I have Z-Wave outlet that I have setup to go off in 180 minutes, but the automation is ify at best. I have to repair the z-wave network at least once a week. I still think that we should be able to schedule a repair sometime in the middle of the night when nothing is going on. It makes Z-wave hard to work with. I have Z-Wave repeaters all over the house and within 20 feet of the outlet. Just not acceptable.
FWIW, 1/2 of my devices are zwave and 75 of those are switches that are also repeaters. I have not had to do a zwave repair in so many months that I have forgotten (I’m thinking maybe April 2016). Every single time I’ve noticed any zwave issue or delay it’s been directly related to a failing device that’s a repeater (for one reason or another). I have replaced 3 failing GE wall switches (4xxxx models) in the last couple months with the new 12xxx model. I’ve also added a few brand new zwave devices without ever doing a repair. Zwave for me has been super rock solid.
Sometimes it’s not always an ST issue, but they’ve certainly caused themselves to always have a finger pointed at them. Also, frequent zwave repairs actually can do more damage than good. I can’t remember the ST staff member who posted that in one of the discussions, but if I come across it I’ll provide a link to it here.
Some SmartThings first line support staff apparently got confused at some point last summer and started telling people that they shouldn’t be doing Z wave repairs. That’s just not correct.
There is an issue where if you are doing a Z wave repair and the hub goes off-line it might make things worse. That has to do with SmartThings platform architecture.
But other than that, zwave repair utility is part of the standard. It doesn’t do anything except update the address tables. Best practices for zwave mean that most controller manufacturers recommend running a Z wave repair at least once a week as part of regular maintenance. Vera, a SmartThings competitor, runs a zwave repair every night. Homeseer, another competitor, doesn’t automatically run it because they don’t want to take the hub off-line for people who are using it as a security system, but they do recommend running it several times a week.
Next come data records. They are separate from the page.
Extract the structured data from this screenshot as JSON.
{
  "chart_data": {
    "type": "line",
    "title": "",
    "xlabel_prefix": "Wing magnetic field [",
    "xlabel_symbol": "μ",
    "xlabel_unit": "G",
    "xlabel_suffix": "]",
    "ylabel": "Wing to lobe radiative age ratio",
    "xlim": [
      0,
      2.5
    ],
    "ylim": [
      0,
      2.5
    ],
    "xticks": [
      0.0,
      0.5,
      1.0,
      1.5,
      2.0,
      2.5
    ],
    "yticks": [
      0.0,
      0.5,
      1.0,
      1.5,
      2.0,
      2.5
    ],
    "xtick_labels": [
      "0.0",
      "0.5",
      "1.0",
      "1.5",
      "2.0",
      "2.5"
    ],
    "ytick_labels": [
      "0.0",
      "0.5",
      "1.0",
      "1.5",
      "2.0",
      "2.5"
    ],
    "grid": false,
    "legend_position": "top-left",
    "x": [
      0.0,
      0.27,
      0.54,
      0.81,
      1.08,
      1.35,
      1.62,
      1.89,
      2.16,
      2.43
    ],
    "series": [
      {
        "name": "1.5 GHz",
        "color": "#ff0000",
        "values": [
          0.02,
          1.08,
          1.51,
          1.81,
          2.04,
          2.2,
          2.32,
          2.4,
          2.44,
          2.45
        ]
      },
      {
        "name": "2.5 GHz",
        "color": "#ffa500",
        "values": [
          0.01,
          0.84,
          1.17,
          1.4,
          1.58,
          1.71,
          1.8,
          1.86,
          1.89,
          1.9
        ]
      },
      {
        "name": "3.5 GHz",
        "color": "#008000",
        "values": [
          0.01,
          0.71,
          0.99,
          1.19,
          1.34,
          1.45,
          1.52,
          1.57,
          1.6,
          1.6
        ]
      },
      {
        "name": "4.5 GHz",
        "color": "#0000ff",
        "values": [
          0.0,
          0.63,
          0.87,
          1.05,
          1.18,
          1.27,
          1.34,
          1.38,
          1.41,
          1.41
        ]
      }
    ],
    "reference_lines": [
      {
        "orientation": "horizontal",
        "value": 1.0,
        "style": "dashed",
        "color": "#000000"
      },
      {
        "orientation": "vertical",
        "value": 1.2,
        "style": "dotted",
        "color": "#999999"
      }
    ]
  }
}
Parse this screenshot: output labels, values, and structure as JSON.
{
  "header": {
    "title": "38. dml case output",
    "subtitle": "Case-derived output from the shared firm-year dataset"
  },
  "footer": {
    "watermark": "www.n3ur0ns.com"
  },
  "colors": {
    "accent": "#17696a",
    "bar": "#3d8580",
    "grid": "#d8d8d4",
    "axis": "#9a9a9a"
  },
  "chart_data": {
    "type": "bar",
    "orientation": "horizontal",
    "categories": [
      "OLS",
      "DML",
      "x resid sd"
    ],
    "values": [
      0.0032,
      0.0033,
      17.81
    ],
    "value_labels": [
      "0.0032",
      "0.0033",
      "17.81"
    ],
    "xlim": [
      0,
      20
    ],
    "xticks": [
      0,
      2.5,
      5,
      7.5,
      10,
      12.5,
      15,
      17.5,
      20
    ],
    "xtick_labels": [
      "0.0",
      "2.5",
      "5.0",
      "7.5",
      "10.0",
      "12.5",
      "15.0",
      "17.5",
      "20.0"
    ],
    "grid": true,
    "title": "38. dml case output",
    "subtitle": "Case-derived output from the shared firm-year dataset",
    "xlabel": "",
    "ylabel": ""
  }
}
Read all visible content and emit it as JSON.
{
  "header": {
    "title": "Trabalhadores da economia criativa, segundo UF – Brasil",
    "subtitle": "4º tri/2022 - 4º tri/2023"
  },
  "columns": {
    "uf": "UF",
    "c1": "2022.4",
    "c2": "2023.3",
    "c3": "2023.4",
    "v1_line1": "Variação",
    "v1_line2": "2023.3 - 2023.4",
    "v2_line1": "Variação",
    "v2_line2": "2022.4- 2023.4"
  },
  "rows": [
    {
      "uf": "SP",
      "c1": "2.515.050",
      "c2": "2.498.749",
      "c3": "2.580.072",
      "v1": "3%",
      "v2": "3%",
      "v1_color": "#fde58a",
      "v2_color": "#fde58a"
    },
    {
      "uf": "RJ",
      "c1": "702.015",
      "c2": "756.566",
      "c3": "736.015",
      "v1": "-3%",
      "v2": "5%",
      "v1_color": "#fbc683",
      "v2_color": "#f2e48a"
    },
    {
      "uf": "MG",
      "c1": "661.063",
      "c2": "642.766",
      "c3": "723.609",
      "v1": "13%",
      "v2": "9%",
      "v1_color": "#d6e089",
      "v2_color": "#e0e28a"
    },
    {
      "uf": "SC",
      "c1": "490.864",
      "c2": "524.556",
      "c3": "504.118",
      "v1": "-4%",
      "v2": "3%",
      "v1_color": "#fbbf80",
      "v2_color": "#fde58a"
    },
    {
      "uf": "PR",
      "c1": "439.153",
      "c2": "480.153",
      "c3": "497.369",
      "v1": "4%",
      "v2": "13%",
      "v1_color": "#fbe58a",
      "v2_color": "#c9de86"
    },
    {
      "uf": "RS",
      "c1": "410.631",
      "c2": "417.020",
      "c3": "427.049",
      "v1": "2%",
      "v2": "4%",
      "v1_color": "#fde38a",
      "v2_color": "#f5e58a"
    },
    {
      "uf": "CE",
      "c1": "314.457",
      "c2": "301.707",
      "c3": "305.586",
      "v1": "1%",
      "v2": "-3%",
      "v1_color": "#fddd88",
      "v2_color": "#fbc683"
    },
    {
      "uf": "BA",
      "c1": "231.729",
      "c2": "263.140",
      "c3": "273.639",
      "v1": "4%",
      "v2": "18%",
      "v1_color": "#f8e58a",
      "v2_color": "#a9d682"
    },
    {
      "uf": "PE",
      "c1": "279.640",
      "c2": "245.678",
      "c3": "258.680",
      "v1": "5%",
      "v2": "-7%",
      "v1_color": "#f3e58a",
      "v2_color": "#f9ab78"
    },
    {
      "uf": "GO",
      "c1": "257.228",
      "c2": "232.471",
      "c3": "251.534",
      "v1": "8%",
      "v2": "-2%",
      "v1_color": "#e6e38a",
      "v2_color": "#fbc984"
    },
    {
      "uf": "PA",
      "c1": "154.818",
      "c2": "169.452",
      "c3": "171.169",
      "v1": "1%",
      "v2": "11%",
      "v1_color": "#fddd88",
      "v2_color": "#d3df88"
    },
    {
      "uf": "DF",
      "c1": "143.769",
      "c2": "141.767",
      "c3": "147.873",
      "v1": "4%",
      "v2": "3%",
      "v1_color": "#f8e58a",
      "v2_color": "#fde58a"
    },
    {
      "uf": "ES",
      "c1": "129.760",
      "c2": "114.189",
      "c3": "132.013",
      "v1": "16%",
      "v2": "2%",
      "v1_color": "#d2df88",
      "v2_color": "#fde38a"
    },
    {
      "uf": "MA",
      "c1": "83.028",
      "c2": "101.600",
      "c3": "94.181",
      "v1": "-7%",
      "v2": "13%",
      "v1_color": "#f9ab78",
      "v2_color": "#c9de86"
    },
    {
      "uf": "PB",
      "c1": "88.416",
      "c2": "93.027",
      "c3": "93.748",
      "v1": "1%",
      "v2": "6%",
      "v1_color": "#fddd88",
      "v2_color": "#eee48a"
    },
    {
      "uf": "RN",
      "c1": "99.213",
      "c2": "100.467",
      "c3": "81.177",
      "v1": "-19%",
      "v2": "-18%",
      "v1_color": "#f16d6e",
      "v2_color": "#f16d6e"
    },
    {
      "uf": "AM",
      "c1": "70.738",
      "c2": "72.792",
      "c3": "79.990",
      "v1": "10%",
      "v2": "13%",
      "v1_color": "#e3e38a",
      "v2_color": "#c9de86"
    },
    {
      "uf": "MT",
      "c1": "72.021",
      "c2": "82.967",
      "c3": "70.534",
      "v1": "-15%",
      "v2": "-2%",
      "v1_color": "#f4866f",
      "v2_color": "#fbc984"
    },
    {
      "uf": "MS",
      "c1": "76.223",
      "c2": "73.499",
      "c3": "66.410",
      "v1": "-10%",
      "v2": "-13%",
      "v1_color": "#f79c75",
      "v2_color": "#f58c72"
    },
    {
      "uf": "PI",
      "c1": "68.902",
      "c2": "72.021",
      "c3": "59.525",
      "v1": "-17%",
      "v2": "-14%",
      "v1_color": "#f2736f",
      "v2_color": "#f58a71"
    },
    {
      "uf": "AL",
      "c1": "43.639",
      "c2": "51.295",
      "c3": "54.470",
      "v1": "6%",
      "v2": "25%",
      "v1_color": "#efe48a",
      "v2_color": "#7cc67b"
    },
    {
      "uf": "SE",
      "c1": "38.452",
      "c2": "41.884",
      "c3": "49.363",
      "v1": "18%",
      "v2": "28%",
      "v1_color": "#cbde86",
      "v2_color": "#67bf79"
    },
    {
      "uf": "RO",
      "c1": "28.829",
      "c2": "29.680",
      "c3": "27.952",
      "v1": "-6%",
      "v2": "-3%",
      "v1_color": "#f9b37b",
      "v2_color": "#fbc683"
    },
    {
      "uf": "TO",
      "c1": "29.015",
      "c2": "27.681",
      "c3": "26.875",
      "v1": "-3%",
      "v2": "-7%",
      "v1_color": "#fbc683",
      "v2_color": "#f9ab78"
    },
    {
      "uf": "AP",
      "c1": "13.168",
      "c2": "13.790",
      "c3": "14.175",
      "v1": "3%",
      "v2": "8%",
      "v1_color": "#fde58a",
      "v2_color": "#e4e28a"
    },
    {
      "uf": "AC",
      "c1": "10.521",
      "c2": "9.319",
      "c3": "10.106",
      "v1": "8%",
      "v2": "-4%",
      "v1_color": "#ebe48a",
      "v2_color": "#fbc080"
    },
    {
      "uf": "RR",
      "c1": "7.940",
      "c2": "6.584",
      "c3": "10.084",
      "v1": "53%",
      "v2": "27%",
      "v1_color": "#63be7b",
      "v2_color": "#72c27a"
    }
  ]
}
I just want to make sure that people don’t come away with the idea that if you have Z wave devices, regardless of the controller, a repair is a dangerous thing to do. Based on the standard, a zwave repair should always be a “can’t hurt, might help” utility.
I understand that because of SmartThings’ complex architecture the hub going down in the middle of a repair might cause synchronization issues with the cloud account. But I don’t think SmartThings is making an official recommendation that you don’t do zwave repairs. If that were true, you’d have to completely rebuild the network every time you added new devices. And I’m sure that’s not what they intend.
I agree as I have changed this outlet twice and even switched them around same issue. I was a building automation foreman before I retired and changing out devices is a simple no brainer, but I found it unnecessary in this instance. Every Time I use the power off after a number of minutes on this outlet it works for maybe a week then requires a repair. The problem with that is that the device plugged into the outlet can be over-charged causing battery failure and if I am away I am in trouble. As John has said in the post above yours he has no problems, but I know many people that have had problems.
i have had zwave issues, especially with my kwickset locks dropping off the network
Had to run repair and once remove/repair the lock to get it working
Wish there was a utility on the hub that showed the neighbors the zwave devices are talking to so we could graph out the path to the failing node to see what the issue could be
It is very annoying and something that has been happening for a long time. There was at one time an app that SmartThings gave to customers that helped with this but they decided against giving it out any longer.